1993. Body in the woodshed

When Dawn saw the dead body in her woodshed she didn’t know what to do next. Clearly the body had died several hours earlier. Rigor mortis had already begun to set in. Dawn had once worked as a nurse so she knew these things. Trying to revive the body was a waste of time. It was as dead as the wood in her woodshed.

Dawn was a practical woman to the hilt. She remained absolutely calm. She surveyed the situation as if she was in a fabric shop selecting a pattern for a proposed table runner. What to do with the body? She shut the woodshed door and went back into the house.

It wasn’t winter. It wasn’t cold. There would be no need for her to get firewood for a couple of months. She had bought an air ticket for her husband to go to Hawaii on a vacation for several months. They did that in their marriage once every decade or so. It cleared the air and they could start afresh. He had left yesterday, so the story would go. Dawn would simply leave the body in the woodshed until winter.

That way the coroner would have difficulty determining the cause of death of her husband. “But I thought he was having a great time in Hawaii.”

1981. A well-planned homicide

Randy had “pinched” Willy’s girlfriend of two years. Needless to say, Randy and Willy were no longer friends. Willy decided that revenge was the best option. Randy was on Willy’s unwritten list: To Be Murdered.

Of course Willy didn’t want to spend the rest of his years behind bars. An undetected murder would take some creative planning. There were two viable options: accident or natural causes. All other forms of death could be construed as being possibly murderous.

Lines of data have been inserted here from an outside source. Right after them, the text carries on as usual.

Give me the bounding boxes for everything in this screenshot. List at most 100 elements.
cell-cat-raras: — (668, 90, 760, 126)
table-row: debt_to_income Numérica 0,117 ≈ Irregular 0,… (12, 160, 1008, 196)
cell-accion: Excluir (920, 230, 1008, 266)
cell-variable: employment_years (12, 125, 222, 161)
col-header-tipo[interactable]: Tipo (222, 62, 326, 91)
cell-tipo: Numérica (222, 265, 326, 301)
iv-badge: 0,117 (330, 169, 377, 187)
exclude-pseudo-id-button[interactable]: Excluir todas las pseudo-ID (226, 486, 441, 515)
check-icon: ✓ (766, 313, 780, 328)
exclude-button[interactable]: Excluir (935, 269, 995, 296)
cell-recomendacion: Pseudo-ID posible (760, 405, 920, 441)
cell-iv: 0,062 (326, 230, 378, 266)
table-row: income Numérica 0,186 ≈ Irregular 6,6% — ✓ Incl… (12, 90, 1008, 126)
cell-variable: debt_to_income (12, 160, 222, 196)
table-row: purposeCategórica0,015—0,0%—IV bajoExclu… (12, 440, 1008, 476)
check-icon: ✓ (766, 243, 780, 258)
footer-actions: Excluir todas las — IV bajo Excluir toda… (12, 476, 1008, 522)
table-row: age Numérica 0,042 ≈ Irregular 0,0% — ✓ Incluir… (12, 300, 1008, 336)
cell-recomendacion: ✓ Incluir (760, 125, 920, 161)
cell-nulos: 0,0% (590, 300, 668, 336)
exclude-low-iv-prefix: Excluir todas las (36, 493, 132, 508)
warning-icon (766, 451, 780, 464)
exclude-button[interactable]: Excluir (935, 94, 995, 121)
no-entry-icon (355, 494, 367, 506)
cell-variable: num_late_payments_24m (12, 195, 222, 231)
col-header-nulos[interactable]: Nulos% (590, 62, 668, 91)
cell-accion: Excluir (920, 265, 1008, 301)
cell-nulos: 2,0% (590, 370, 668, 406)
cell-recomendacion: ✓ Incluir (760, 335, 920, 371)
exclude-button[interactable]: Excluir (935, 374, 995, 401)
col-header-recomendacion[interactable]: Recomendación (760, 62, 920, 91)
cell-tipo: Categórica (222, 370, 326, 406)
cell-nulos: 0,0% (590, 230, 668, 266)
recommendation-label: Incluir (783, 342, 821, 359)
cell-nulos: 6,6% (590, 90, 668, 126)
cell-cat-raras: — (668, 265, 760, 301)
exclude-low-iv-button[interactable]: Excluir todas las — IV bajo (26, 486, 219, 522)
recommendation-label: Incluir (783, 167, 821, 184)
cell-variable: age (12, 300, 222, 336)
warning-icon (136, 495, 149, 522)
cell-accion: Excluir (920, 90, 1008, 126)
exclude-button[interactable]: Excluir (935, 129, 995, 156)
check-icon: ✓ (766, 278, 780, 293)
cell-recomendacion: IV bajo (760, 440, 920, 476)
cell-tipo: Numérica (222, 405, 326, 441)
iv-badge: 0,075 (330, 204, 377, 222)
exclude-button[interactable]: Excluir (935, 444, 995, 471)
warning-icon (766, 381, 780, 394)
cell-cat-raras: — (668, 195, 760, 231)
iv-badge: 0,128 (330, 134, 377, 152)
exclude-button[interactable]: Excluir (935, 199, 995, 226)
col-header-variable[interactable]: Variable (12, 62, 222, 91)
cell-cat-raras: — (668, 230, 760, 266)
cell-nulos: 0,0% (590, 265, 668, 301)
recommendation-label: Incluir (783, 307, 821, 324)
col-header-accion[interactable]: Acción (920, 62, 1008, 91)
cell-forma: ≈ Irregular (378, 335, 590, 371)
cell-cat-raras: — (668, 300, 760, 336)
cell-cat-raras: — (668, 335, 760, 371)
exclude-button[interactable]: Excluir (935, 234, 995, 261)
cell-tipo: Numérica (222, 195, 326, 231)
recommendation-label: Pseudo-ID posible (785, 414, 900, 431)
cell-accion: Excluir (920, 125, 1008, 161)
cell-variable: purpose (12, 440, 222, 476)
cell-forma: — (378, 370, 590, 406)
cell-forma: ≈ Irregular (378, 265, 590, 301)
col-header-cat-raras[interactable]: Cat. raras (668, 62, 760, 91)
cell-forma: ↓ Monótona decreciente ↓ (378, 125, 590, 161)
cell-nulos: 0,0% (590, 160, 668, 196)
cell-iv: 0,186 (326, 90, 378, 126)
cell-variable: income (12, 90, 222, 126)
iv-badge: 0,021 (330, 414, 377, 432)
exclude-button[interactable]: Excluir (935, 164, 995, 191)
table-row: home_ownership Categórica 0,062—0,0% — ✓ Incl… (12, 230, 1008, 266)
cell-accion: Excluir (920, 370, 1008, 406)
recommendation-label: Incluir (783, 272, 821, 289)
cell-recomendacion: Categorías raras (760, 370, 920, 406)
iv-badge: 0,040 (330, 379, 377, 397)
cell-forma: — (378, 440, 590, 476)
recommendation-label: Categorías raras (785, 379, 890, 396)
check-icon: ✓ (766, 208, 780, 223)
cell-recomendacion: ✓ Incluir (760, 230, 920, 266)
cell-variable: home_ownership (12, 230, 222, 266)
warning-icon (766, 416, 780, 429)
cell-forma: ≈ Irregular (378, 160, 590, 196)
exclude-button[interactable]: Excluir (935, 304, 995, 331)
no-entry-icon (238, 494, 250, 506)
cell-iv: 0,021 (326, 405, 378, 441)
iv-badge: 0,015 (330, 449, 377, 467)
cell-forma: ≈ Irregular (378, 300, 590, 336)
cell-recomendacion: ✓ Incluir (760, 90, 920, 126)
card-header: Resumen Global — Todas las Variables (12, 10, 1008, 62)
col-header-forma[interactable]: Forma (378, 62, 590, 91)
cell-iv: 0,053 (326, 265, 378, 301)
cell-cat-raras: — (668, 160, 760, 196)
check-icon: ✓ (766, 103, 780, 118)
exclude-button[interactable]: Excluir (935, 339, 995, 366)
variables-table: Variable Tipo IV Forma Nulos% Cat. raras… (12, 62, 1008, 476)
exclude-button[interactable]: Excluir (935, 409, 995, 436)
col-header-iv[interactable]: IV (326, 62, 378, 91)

Willy didn’t have enough knowhow to construct a death by natural causes. You would have to be a doctor or a chemist of some sort to engineer that. Constructing an accident was the best and only option. There was no hurry. Willy had a new girlfriend. The old girlfriend was a distant memory, but the memory of cheating Randy was still fresh in Willy’s mind.

A car accident? An industrial accident? (After all, Randy worked in a flour mill). Falling off a roof or out of a tree? Something like that perhaps.

The mutual rancour between Randy and Willy grew. Willy’s new girlfriend, the literary Sandy, oft quoted William Blake:

I was angry with my friend;
I told my wrath, my wrath did end.
I was angry with my foe:
I told it not, my wrath did grow.

Willy was now just two days away from implementing his carefully planned murder. That was when Randy’s plan was enacted. It was a perfect murder. Willy, the murder-planner, is no more.